Lors du second Forum Mondial des Droits Humains (FMDH), les féministes marocaines ont insisté sur les luttes contres les violences de genre, en organisant un atelier dédié. Genre en Action y participait en la personne de Sarah Mantah, qui a présenté le "4ème Plan National sur les violences en France".

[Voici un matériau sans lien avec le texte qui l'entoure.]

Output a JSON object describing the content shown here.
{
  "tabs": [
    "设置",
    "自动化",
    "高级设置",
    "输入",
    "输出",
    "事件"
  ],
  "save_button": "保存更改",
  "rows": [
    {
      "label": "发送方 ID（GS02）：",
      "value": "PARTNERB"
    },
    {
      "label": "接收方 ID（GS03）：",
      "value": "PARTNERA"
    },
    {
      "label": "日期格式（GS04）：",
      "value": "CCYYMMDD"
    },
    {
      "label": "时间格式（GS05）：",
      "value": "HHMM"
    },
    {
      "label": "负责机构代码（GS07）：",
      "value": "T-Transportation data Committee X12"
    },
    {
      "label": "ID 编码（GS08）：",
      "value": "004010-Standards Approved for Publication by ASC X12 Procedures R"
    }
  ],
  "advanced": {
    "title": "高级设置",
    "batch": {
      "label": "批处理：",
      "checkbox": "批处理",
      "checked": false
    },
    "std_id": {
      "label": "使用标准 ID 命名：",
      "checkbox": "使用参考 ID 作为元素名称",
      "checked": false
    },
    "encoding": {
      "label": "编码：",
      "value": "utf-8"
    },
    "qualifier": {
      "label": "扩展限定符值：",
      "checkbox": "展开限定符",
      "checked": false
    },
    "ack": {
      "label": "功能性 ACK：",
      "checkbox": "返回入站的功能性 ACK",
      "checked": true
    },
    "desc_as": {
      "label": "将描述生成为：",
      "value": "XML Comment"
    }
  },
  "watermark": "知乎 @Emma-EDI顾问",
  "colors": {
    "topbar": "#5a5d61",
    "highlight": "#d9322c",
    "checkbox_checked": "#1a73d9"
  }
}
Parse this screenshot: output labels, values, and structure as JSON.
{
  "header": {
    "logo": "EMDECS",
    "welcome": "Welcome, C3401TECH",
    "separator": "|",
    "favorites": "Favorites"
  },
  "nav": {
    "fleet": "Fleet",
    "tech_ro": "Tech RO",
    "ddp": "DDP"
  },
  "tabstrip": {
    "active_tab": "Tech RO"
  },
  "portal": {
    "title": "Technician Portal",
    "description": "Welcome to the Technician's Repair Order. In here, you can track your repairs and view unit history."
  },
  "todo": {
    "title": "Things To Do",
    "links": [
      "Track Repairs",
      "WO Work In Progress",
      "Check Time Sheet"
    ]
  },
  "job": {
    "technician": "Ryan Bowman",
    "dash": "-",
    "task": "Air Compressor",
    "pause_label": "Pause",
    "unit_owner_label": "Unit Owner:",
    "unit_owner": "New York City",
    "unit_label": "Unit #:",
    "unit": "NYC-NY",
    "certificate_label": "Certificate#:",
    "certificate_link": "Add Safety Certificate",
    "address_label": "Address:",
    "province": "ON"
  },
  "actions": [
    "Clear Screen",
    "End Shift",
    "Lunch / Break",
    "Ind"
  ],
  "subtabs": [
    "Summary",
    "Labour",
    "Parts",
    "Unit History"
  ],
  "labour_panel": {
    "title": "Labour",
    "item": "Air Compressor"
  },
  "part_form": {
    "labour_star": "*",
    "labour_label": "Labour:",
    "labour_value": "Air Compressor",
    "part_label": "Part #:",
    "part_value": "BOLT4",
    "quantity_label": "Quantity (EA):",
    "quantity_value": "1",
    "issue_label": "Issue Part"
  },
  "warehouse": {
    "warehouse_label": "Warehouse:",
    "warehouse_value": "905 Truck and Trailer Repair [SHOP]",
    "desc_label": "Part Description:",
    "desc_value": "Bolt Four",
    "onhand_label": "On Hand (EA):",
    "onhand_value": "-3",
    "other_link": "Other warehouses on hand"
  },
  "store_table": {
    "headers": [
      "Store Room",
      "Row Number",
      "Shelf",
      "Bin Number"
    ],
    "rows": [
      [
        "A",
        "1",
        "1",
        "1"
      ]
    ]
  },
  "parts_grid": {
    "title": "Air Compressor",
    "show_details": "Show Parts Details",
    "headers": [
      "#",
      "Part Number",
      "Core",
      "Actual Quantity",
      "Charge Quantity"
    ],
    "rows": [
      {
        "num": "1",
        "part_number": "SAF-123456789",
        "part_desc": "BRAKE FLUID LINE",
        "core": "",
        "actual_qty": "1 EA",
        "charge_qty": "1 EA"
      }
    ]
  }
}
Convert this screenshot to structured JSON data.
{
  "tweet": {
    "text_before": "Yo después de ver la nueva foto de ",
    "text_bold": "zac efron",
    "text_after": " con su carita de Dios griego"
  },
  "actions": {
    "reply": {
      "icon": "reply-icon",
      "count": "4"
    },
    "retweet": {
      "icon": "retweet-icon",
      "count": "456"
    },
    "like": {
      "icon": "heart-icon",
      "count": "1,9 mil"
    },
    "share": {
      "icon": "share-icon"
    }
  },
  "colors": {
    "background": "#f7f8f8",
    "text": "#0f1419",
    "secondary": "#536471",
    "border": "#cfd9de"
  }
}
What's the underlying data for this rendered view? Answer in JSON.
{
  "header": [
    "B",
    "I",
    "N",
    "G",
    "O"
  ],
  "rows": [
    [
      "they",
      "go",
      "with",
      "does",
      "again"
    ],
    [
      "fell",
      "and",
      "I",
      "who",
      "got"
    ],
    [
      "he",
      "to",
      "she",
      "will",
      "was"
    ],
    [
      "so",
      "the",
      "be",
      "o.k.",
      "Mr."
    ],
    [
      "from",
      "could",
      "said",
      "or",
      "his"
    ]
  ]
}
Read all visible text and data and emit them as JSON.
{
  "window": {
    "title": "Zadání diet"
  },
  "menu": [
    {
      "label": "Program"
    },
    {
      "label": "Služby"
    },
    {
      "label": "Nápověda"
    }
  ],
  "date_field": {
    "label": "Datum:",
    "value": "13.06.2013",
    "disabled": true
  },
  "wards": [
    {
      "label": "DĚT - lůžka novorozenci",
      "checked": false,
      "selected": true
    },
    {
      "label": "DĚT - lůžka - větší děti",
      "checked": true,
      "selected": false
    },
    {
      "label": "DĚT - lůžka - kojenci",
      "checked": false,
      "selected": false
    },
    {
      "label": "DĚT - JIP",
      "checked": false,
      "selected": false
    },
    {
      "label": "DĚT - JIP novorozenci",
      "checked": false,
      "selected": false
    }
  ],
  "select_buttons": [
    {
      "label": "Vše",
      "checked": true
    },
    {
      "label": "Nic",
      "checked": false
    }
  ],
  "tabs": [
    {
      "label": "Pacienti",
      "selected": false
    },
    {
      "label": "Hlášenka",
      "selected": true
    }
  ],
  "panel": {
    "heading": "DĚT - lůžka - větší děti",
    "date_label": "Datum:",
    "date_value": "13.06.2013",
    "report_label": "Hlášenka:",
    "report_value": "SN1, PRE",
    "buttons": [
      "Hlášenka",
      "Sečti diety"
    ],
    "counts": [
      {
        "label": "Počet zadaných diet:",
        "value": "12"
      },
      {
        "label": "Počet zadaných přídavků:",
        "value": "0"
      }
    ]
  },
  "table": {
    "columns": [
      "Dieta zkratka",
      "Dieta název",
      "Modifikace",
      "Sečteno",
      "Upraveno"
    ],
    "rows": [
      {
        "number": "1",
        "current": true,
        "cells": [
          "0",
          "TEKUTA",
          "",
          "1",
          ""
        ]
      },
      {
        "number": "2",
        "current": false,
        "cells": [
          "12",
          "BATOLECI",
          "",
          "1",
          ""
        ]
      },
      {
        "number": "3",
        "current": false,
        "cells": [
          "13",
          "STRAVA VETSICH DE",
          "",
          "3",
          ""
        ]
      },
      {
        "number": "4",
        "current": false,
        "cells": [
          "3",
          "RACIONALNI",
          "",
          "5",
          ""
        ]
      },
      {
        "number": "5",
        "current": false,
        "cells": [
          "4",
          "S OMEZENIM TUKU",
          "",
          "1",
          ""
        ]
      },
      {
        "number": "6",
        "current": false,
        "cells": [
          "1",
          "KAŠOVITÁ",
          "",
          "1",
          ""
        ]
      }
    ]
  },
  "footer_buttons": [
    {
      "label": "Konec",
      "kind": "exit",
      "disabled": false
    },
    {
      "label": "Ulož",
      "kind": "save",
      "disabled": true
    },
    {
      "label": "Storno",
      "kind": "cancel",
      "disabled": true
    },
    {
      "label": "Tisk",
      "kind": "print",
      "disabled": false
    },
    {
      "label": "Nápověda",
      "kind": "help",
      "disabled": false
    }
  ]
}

Déclaration de l’atelier sur l’évaluation des mécanismes sur les violences à l’encontre des femmes
Face aux échéances internationales de 2015 (Révision de la plateforme de Pékin, adoption de l’agenda de développement post 2015, Rio +20) et dans le cadre du Forum Mondial des Droits Humains, la Fédération de la Ligue des Droits des Femmes (FLDDF) a réuni des organisations et des expert-e-s pour évaluer les mécanismes internationaux se rapportant aux violences à l’encontre des femmes (VEF).
L’événement, qui s’est tenu à Marrakech le 26 novembre 2014, avait pour objectif d’évaluer le fonctionnement des instruments internationaux et d’explorer de nouvelles démarches pour améliorer leur efficacité afin de prévenir et éliminer les violences fondées sur le genre.
Le séminaire a permis de dégager des recommandations pour rappeler aux gouvernements leurs engagements internationaux pour éradiquer la violence.
La violence à l’encontre des femmes constitue la violation des droits humains la plus répandue dans le monde. Elle est le résultat d’une organisation sociale basée sur la domination masculine, génératrice de discriminations sexistes et de rapports inégaux entre les femmes et les hommes.
Elle prend différentes formes : physique, sexuelle, d’exploitation sexuelle, psychologique ou encore économique, institutionnelle. Elle ne reconnait ni frontière d’âge, de race, de culture, de richesse ou d’emplacement géographique. Elle peut être exercée au sein de la famille, de la collectivité, comme elle peut être perpétrée ou tolérée par l’État.
Considérant que :
L’adoption successive d’une multiplicité d’instruments internationaux contre les violences de genre a favorisé la construction progressive d’un domaine d’action politique intéressant les femmes du monde entier,
La persistance de disparités sur les outils et résultats avec notamment certains domaines de résistance (conflits armés, exploitation sexuelle, et plus généralement les inégalités de statut, etc.),
Nous recommandons :
Au niveau national :
- L’adoption des lois intégrales pour lutter contre les violences basées sur le genre ;
- La mise en place de stratégies et de plans d’actions pour l’Égalité qui intègrent la lutte contre toutes formes de violences de genre ;
- L’adoption par les parlements de législation intégrant la prévention, la protection des victimes, les poursuites des agresseurs, et la réparation ;
- La formation de professionnel-les en contact avec les victimes ;
- L’élimination des stéréotypes dans les programmes scolaires, manuels éducatifs et produits médiatiques ;
- La constitution d’une banque de données avec des statistiques étayées par des enquêtes de terrain axées sur des échantillons représentatifs de la population.
Au niveau international :
- La ratification et la mise en œuvre des conventions internationales et régionales de référence sur les ;
- La levée des réserves substantielles qui contredisent les normes fondamentales et annulent leur effectivité ;
- Le renforcement des mécanismes onusiens se rapportant aux VEF et la simplification de leurs procédures ;
- La consolidation de l’apport contraignant du CEDAW et de son protocole facultatif en matière d’éradication des VEF ;
- La coordination entre les mécanismes existants sur les violences dans l’optique d’une optimalisation, efficacité et efficience des moyens humains et matériels ;
- L’évaluation systématique dans le cadre des mécanismes de suivi, du cout économique des VEF dans le contexte de l’agenda post 2015 des Objectifs de Développement Durable.